Monday, September 03, 2012

Enter the gates of Shahjahanabad

Amidst the bustle of Old Delhi, Shahjahanabad’s soul stays alive in the buildings and ways of the people...

The dusty, ancient and perpetually crowded streets of today’s Old Delhi are a glaring contrast to the infrastructure surrounding their New Delhi counterparts. The streets of ‘Shahjahanabad’, once rich, vibrant and fit enough to entertain royalty, today lie bruised and battered owing to their constant mutilation by locals and tourists, and the apathy of the government and civic bodies. But walking along these streets is nothing short of a history lesson as a crescendo of culture stares back at you through the Mughal architecture and the bustling markets.

Shahjahanabad, founded in 1639 by Emperor Shah Jahan, was a city built on 1600 acres of land. One could enter this walled city through its many gates – the Kashmiri Gate, Ajmeri Gate, Lahori Gate, Delhi Gate etc. that allowed entry from the North, South East, West and South respectively. The city was planned lavishly with the main street boasting lines of pulchritudinous fountains and exquisite flowers at its borders whilst a stream of sparkling water ran right through the heart of it. The same street, now over-flowing with flower-vendors, sweet shops and textile merchants, is ironically known as ‘chandni’ chowk.
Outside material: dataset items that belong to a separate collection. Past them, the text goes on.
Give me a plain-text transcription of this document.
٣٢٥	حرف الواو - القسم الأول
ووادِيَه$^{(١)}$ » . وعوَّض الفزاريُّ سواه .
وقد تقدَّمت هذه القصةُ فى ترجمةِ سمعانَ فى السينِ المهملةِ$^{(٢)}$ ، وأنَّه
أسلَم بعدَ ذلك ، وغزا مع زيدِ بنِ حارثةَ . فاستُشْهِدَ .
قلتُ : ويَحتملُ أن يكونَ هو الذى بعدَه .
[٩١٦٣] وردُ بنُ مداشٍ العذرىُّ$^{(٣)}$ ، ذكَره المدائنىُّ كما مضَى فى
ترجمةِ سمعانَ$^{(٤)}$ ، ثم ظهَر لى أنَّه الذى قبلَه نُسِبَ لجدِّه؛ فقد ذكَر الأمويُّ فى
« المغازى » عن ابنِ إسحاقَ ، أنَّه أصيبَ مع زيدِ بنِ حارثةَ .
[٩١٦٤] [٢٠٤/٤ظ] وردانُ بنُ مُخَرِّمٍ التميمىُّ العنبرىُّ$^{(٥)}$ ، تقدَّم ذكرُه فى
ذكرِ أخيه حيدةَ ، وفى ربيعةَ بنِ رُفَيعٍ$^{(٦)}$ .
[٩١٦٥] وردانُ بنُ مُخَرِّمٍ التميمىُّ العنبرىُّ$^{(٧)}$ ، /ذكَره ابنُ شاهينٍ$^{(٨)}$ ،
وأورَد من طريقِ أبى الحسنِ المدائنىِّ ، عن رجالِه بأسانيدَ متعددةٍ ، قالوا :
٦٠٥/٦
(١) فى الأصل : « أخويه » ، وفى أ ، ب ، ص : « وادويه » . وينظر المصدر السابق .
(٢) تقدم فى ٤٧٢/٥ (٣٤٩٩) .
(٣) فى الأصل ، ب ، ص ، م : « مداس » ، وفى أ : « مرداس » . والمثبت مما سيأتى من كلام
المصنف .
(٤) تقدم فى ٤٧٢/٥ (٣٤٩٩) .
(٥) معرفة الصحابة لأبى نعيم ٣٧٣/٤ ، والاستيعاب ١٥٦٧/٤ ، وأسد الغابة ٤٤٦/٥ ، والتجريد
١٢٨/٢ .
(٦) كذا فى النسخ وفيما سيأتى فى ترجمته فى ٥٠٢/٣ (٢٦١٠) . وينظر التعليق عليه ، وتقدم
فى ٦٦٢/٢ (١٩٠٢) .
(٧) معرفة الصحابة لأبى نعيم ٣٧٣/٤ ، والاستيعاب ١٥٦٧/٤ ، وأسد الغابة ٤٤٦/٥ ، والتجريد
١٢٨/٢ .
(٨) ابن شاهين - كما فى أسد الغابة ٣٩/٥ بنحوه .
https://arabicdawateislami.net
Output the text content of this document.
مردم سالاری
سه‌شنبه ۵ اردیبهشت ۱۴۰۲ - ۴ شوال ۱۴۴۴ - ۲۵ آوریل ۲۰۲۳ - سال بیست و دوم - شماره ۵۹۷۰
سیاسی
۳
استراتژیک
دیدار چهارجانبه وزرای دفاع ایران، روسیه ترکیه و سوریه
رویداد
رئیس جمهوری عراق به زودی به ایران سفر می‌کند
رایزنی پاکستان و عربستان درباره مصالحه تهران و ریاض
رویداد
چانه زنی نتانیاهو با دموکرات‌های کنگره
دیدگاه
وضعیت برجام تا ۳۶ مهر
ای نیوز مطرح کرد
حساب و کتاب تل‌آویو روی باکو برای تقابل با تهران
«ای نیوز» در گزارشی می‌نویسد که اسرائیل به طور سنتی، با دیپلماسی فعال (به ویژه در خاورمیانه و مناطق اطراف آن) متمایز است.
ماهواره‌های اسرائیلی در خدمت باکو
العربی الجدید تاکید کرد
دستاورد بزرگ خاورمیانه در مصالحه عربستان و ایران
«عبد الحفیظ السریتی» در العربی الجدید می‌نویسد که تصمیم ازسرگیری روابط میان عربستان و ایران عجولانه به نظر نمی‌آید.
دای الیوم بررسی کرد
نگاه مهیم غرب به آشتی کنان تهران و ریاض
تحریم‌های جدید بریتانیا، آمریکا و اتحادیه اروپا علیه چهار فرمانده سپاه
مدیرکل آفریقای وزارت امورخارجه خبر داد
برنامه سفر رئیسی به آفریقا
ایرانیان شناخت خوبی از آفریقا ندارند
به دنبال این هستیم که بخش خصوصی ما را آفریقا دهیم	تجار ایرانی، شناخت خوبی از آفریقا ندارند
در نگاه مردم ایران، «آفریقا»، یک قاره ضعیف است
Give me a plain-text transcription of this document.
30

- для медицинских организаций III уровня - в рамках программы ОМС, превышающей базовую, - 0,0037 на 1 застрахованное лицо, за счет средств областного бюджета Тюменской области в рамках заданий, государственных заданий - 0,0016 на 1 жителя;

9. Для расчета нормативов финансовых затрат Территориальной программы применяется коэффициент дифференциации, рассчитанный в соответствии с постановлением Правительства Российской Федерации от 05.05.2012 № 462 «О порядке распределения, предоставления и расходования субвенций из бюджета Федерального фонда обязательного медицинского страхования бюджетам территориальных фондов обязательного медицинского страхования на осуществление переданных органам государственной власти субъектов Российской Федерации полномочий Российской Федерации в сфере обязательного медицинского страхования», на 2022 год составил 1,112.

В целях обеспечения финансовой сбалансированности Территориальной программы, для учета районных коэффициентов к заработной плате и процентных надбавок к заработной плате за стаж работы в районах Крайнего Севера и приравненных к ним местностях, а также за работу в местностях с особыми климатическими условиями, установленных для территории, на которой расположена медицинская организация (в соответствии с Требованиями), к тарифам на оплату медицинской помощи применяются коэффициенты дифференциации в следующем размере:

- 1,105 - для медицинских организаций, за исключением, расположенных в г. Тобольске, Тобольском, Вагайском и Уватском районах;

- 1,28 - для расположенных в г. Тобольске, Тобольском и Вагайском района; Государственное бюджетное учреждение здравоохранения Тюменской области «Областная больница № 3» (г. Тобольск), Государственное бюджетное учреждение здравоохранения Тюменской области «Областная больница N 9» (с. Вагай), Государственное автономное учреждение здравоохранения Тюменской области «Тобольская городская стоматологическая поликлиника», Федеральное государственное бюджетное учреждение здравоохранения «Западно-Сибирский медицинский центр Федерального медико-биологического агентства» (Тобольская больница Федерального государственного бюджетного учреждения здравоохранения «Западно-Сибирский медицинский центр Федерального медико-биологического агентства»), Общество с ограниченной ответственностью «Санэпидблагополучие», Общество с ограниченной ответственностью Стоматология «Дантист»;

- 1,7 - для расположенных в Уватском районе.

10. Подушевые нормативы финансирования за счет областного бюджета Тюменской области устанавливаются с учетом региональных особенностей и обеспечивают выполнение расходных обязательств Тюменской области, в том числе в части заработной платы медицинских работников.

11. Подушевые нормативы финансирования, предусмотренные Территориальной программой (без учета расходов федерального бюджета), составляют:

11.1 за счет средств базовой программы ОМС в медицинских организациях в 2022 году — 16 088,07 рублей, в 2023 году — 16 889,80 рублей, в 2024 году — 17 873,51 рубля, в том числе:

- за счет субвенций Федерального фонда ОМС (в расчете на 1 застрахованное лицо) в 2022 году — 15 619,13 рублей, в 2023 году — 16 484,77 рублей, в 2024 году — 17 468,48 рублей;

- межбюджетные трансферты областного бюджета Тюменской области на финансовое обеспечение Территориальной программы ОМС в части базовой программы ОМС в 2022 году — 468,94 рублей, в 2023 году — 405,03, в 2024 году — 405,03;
The walled city, the symbolic capital of Mughals until their fall, has hosted some episodes of disgraced conflict and shambolic display of power. The ninth Sikh Guru, Guru Tegh Bahadur, for instance, was mercilessly decapitated on the orders of the ruling Emperor Aurangzeb on 11th November, 1675 AD for refusing to convert to Islam.

Gurudwara Sis Ganj stands at that site today. Another obnoxious episode of brutality was when Persian invader Nadir Shah commanded and watched as his troops massacred 3,000 citizens of Shahjahanbad in 1739. Up until the time of India’s struggle for independence, Old Delhi was witness to much bloodshed. 9th September, 1947 was one such abysmal day when violence gripped the sensitive area in the form of Hindu-Muslim riots. So much so that the police and military were forced to use hand grenades to curb the chaos. Of late, violence has become rare and such communal tensions have become equally uncommon as the same place once considered insensitive towards contrasting cultures and religions, is now home to mosques, temples, a gurudwara and a church, and all are at very close proximity to one another too.

Purani Dilli is a wonderland for aficionados of Mughal history. The dedicated travel guides may be blazing with vivid descriptions of Jama Masjid, Red Fort and other such monuments, but a keen traveller might also fancy the Gauri Shankar Temple, Feroz Shah Kotla and the relatively lesser known mosques within the vicinity. Consecrated in 1836, St. James Church, built by Scotsman Col. James Skinner, is one more such destination. The oldest Church in Delhi, the elegantly poised pale-white structure, surrounded by the lush-green of grass, looks almost otherworldly in the harmonic-pandemonium of Old Delhi. But its significance cannot be undermined.